Another aspect to the narrators’ point of view is that it is almost always the view of males observing females, and critics (such as Cline) have pointed this out. However, it would be incorrect to say that the “male gaze” makes the story less effective or entertaining. After all, it is a story written from the perspective of a group of men reflecting on their experiences with the Lisbons. On the other hand, would it have been difficult to include narration from a female peer of the Lisbons? No. Eugenides could have created a female friend of the narrators or the doomed sisters, and this kind of character would have given the story more narrative balance, but it may have brought in too much information, thereby explaining away some of the mysteries that give the story its appeal.

Adding to the appeal of the story is the soundtrack Eugenides provides. All of the characters lived in a Midwestern suburb in the seventies, and if you were a teenager during that time, you will probably remember the music the characters play over the phone to each other, holding a phone receiver next to a record player. The importance of music when you are growing up, along with the technology of the era, are more details that the author gets right.

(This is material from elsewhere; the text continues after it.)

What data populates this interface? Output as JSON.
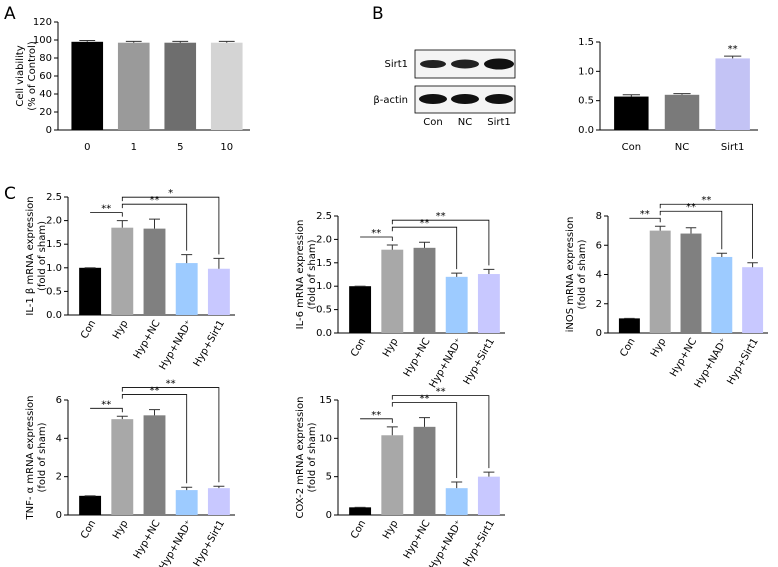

The suburban setting allows Eugenides to use diseased and dying elm trees to symbolize the girls’ inability to escape the contagion of suicide. As a work crew gets ready to cut down a once-healthy tree recently infected with Dutch elm disease, the Lisbon girls (who have formed a suicide pact) surround the tree, ironically, to preventing its death. The narrators, perhaps, were trying to save the Lisbons by continually trying to get as close as they could.

Thematically, the novel attempts to answer the question of why people–particularly young (and presumably healthy) people–kill themselves. Within the story, there is a certain amount of speculation as to the reasons why the suicides occurred. Eugenides, wisely, refuses to give us a clear answer, and his narrators are haunted by this mystery throughout their lives. Often, popular writers wrap everything up neatly for their readers, answering every question, as if unresolved issues and ambiguities are problems that must be solved by the end of the story. They aren’t. In fact, leaving some questions unanswered is one of the ways great literature makes us think.

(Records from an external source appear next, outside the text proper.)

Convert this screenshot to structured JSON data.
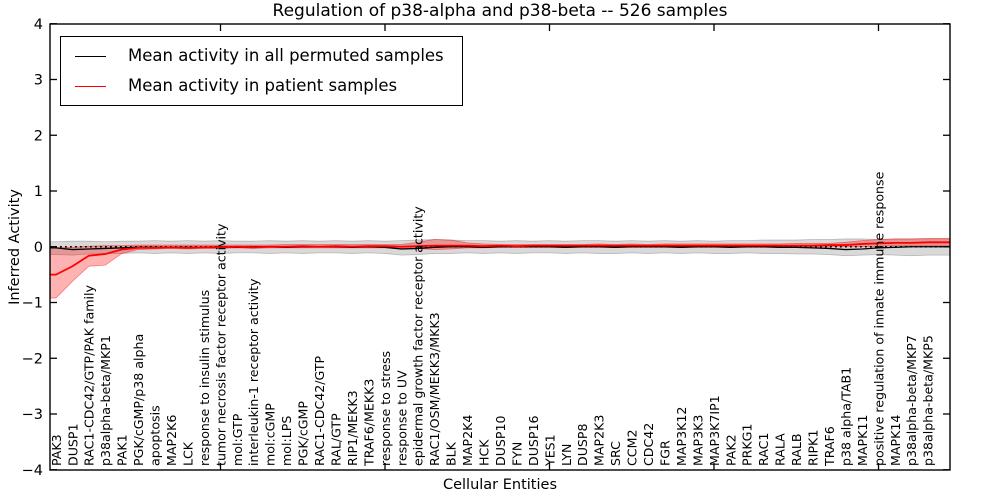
{
  "figure": {
    "title": "Regulation of p38-alpha and p38-beta -- 526 samples",
    "xlabel": "Cellular Entities",
    "ylabel": "Inferred Activity"
  },
  "chart_data": {
    "type": "line",
    "title": "Regulation of p38-alpha and p38-beta -- 526 samples",
    "xlabel": "Cellular Entities",
    "ylabel": "Inferred Activity",
    "ylim": [
      -4,
      4
    ],
    "yticks": [
      -4,
      -3,
      -2,
      -1,
      0,
      1,
      2,
      3,
      4
    ],
    "grid": false,
    "legend_position": "upper left",
    "zero_line": {
      "show": true,
      "style": "dotted",
      "color": "#000000"
    },
    "categories": [
      "PAK3",
      "DUSP1",
      "RAC1-CDC42/GTP/PAK family",
      "p38alpha-beta/MKP1",
      "PAK1",
      "PGK/cGMP/p38 alpha",
      "apoptosis",
      "MAP2K6",
      "LCK",
      "response to insulin stimulus",
      "tumor necrosis factor receptor activity",
      "mol:GTP",
      "interleukin-1 receptor activity",
      "mol:cGMP",
      "mol:LPS",
      "PGK/cGMP",
      "RAC1-CDC42/GTP",
      "RAL/GTP",
      "RIP1/MEKK3",
      "TRAF6/MEKK3",
      "response to stress",
      "response to UV",
      "epidermal growth factor receptor activity",
      "RAC1/OSM/MEKK3/MKK3",
      "BLK",
      "MAP2K4",
      "HCK",
      "DUSP10",
      "FYN",
      "DUSP16",
      "YES1",
      "LYN",
      "DUSP8",
      "MAP2K3",
      "SRC",
      "CCM2",
      "CDC42",
      "FGR",
      "MAP3K12",
      "MAP3K3",
      "MAP3K7IP1",
      "PAK2",
      "PRKG1",
      "RAC1",
      "RALA",
      "RALB",
      "RIPK1",
      "TRAF6",
      "p38 alpha/TAB1",
      "MAPK11",
      "positive regulation of innate immune response",
      "MAPK14",
      "p38alpha-beta/MKP7",
      "p38alpha-beta/MKP5"
    ],
    "series": [
      {
        "name": "Mean activity in all permuted samples",
        "color": "#000000",
        "values": [
          -0.02,
          -0.05,
          -0.04,
          -0.03,
          -0.02,
          -0.01,
          -0.01,
          -0.01,
          -0.01,
          -0.01,
          0,
          -0.01,
          0,
          0,
          -0.01,
          0,
          0,
          0,
          -0.01,
          0,
          -0.01,
          -0.04,
          -0.03,
          -0.01,
          0,
          0,
          -0.01,
          0,
          0,
          0,
          0,
          -0.01,
          0,
          0,
          -0.01,
          0,
          0,
          0,
          -0.01,
          0,
          0,
          -0.01,
          0,
          0,
          -0.01,
          -0.01,
          -0.02,
          -0.03,
          -0.05,
          -0.04,
          -0.02,
          -0.01,
          0,
          0
        ]
      },
      {
        "name": "Mean activity in patient samples",
        "color": "#ff0000",
        "values": [
          -0.5,
          -0.35,
          -0.16,
          -0.13,
          -0.05,
          -0.02,
          -0.02,
          -0.01,
          -0.02,
          -0.01,
          -0.01,
          0,
          -0.01,
          0,
          0,
          0.01,
          0,
          0.01,
          0,
          0.01,
          0.01,
          0,
          0.01,
          0.02,
          0.02,
          0.02,
          0.01,
          0.02,
          0.01,
          0.02,
          0.02,
          0.02,
          0.02,
          0.02,
          0.02,
          0.02,
          0.02,
          0.02,
          0.02,
          0.02,
          0.02,
          0.02,
          0.02,
          0.02,
          0.02,
          0.02,
          0.02,
          0.03,
          0.03,
          0.05,
          0.06,
          0.07,
          0.07,
          0.08
        ]
      }
    ],
    "bands": [
      {
        "name": "permuted samples range",
        "fill": "rgba(120,120,120,0.28)",
        "edge": "rgba(120,120,120,0.45)",
        "low": [
          -0.14,
          -0.15,
          -0.13,
          -0.12,
          -0.12,
          -0.11,
          -0.12,
          -0.11,
          -0.12,
          -0.11,
          -0.12,
          -0.11,
          -0.11,
          -0.12,
          -0.11,
          -0.12,
          -0.11,
          -0.11,
          -0.12,
          -0.11,
          -0.12,
          -0.15,
          -0.14,
          -0.12,
          -0.12,
          -0.11,
          -0.12,
          -0.11,
          -0.12,
          -0.11,
          -0.11,
          -0.12,
          -0.11,
          -0.12,
          -0.12,
          -0.11,
          -0.12,
          -0.11,
          -0.12,
          -0.11,
          -0.12,
          -0.12,
          -0.11,
          -0.12,
          -0.12,
          -0.13,
          -0.13,
          -0.14,
          -0.16,
          -0.15,
          -0.14,
          -0.15,
          -0.16,
          -0.15
        ],
        "high": [
          0.09,
          0.1,
          0.1,
          0.09,
          0.1,
          0.1,
          0.11,
          0.1,
          0.11,
          0.1,
          0.11,
          0.1,
          0.1,
          0.11,
          0.1,
          0.11,
          0.1,
          0.11,
          0.1,
          0.11,
          0.1,
          0.11,
          0.12,
          0.13,
          0.12,
          0.11,
          0.11,
          0.1,
          0.11,
          0.1,
          0.11,
          0.1,
          0.11,
          0.11,
          0.1,
          0.11,
          0.1,
          0.11,
          0.1,
          0.11,
          0.1,
          0.11,
          0.11,
          0.12,
          0.12,
          0.12,
          0.13,
          0.13,
          0.14,
          0.14,
          0.13,
          0.14,
          0.14,
          0.14
        ]
      },
      {
        "name": "patient samples range",
        "fill": "rgba(255,0,0,0.30)",
        "edge": "rgba(255,0,0,0.45)",
        "low": [
          -0.92,
          -0.62,
          -0.35,
          -0.33,
          -0.12,
          -0.05,
          -0.04,
          -0.03,
          -0.04,
          -0.03,
          -0.03,
          -0.02,
          -0.03,
          -0.02,
          -0.02,
          -0.02,
          -0.02,
          -0.02,
          -0.02,
          -0.02,
          -0.02,
          -0.03,
          -0.03,
          -0.05,
          -0.04,
          -0.02,
          -0.02,
          -0.01,
          -0.01,
          -0.01,
          -0.01,
          -0.01,
          -0.01,
          -0.01,
          -0.01,
          -0.01,
          -0.01,
          -0.01,
          -0.01,
          -0.01,
          -0.01,
          -0.01,
          -0.01,
          -0.01,
          -0.01,
          -0.01,
          0,
          0,
          0,
          0,
          0.01,
          0.02,
          0.02,
          0.02
        ],
        "high": [
          -0.02,
          -0.01,
          0.01,
          0.02,
          0.02,
          0.03,
          0.03,
          0.03,
          0.03,
          0.03,
          0.03,
          0.03,
          0.03,
          0.03,
          0.04,
          0.04,
          0.04,
          0.04,
          0.04,
          0.04,
          0.04,
          0.04,
          0.08,
          0.13,
          0.12,
          0.07,
          0.05,
          0.04,
          0.04,
          0.04,
          0.04,
          0.04,
          0.04,
          0.05,
          0.04,
          0.05,
          0.04,
          0.05,
          0.05,
          0.05,
          0.05,
          0.05,
          0.05,
          0.05,
          0.05,
          0.06,
          0.06,
          0.06,
          0.08,
          0.11,
          0.13,
          0.14,
          0.14,
          0.15
        ]
      }
    ]
  }
}
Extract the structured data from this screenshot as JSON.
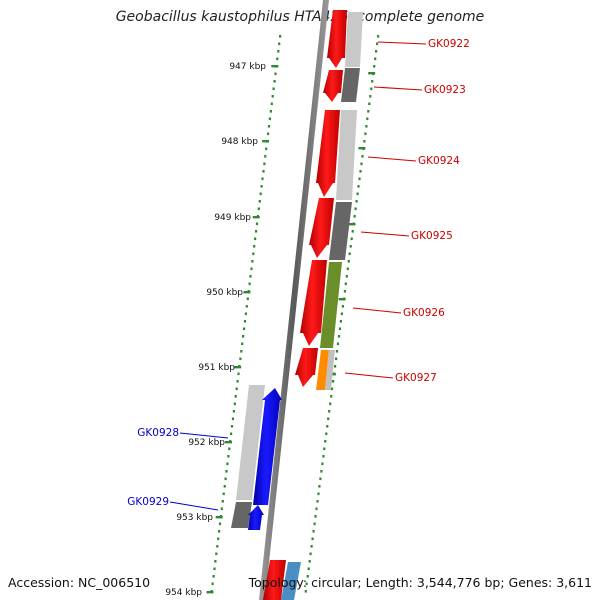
{
  "title": "Geobacillus kaustophilus HTA426, complete genome",
  "footer": {
    "accession": "Accession: NC_006510",
    "topology": "Topology: circular; Length: 3,544,776 bp; Genes: 3,611"
  },
  "colors": {
    "background": "#ffffff",
    "axis": "#7a7a7a",
    "tick": "#2f8a2f",
    "forward_gene": "#ff0000",
    "reverse_gene": "#0000ff",
    "forward_label": "#cc0000",
    "reverse_label": "#0000cc"
  },
  "ruler_labels": [
    "947 kbp",
    "948 kbp",
    "949 kbp",
    "950 kbp",
    "951 kbp",
    "952 kbp",
    "953 kbp",
    "954 kbp"
  ],
  "genes": [
    {
      "name": "GK0922",
      "strand": "+"
    },
    {
      "name": "GK0923",
      "strand": "+"
    },
    {
      "name": "GK0924",
      "strand": "+"
    },
    {
      "name": "GK0925",
      "strand": "+"
    },
    {
      "name": "GK0926",
      "strand": "+"
    },
    {
      "name": "GK0927",
      "strand": "+"
    },
    {
      "name": "GK0928",
      "strand": "-"
    },
    {
      "name": "GK0929",
      "strand": "-"
    }
  ]
}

Then there are the questions you have when there appears to be something going on that doesn’t make sense in terms of realism. Eugenides includes realistic detail, such as Dutch elm disease and specific songs, but we also have moments of magical realism, too. An example of this technique is the Lisbon girls’ failure to simply leave their house, which they could have done easily, but didn’t. Instead, they allow themselves to be imprisoned in their home with their parents. Their lengthy absence from school is tolerated by the community, even though Mr. Lisbon is a local teacher.

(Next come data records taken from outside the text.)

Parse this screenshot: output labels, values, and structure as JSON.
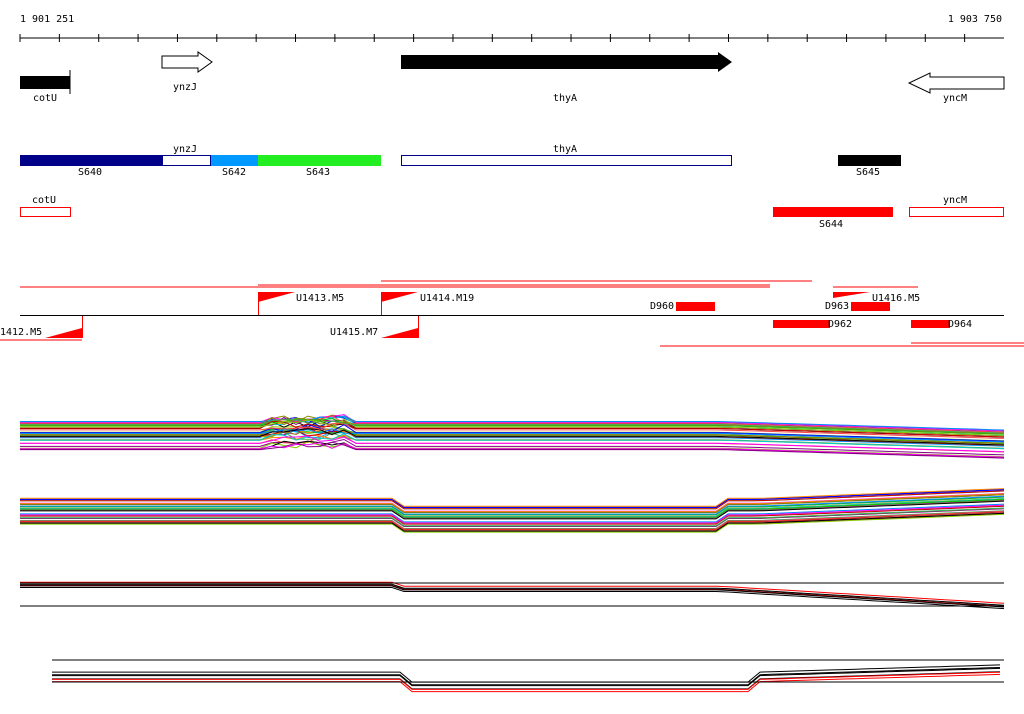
{
  "ruler": {
    "start": "1 901 251",
    "end": "1 903 750"
  },
  "genes": {
    "cotU": "cotU",
    "ynzJ": "ynzJ",
    "thyA": "thyA",
    "yncM": "yncM"
  },
  "segments": [
    "S640",
    "S642",
    "S643",
    "S645",
    "S644"
  ],
  "features": [
    "U1413.M5",
    "U1414.M19",
    "D960",
    "D963",
    "U1416.M5",
    "1412.M5",
    "U1415.M7",
    "D962",
    "D964"
  ]
}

During this internment, one of the sisters, Lux, repeatedly has sex on the roof, but neither she nor any of her visitors are ever caught by her parents, despite Lux being observed by others. The improbable nature of this scene reminds one of Marquez’s One Hundred Years of Solitude. Whether the magical realism detracts from the quality of the story is a question best answered by individual readers. For me, it made the story more entertaining, but I happen to like that particular writing technique.

Lastly, some book group advice: The 25th Anniversary edition (pictured above) notes that he won a Pulitzer prize for his 2002 novel, Middlesex, which is a little over 500 pages long, twice the size of The Virgin Suicides. So which one should you read first? When I read someone’s writing for the first time, I like to start out with their first (and usually, shorter) work. In addition, the inclusion of an introduction with this edition provides someone else’s insights to discuss.